Illegal immigration is one of the most pressing problems facing the country. Despite the fact that we have ample federal laws dealing with it, they are not enforced as they should be. High levels of illegal immigration lower the cost of unskilled labor, benefiting employers. 

Howard Foster filed the first wage depression RICO class action against Zirkle Fruit Company of Selah, Washington in 2000. Long-time employees at that company worked at stagnant wages while a former undocumented worker oversaw hiring of a mostly illegal workforce. The case was certified as a class action lawsuit on behalf of the legal workers. It was settled on the eve of trial. Legal workers received backpay for each hour employed, the first such settlement on behalf of the victims of illegal immigration in American history. 

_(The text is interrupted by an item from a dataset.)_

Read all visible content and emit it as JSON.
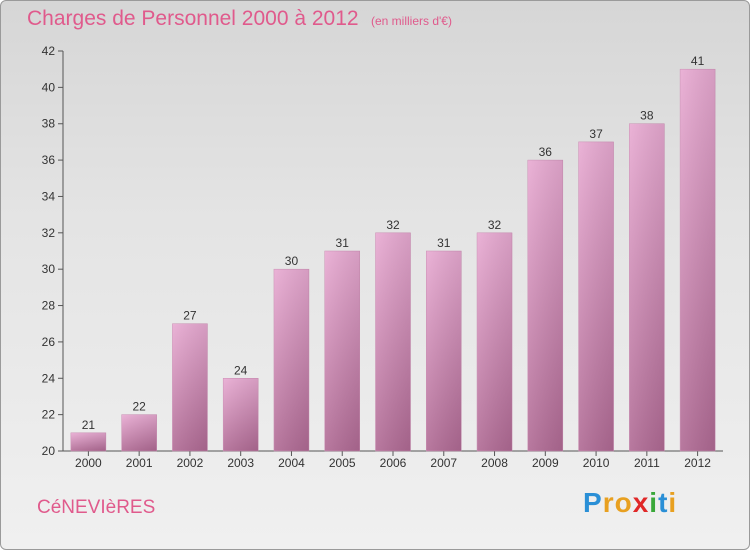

Foster PC has since won many decisions from federal district courts and appellate circuits, allowing these cases to proceed under RICO and be certified as class actions. In 2006, Howard argued the Mohawk Industries case in the U.S. Supreme Court and persuaded the Justices not to read the concept of a group enterprise out of RICO, which the Company’s lawyers had sought. The case has now settled for $18 million. These class actions have been featured in the Wall Street Journal (which has run two editorials attacking them as a threat to business), The New York Times, the National Law Journal, CNN, Lou Dobbs, and many local newspapers and websites across the country.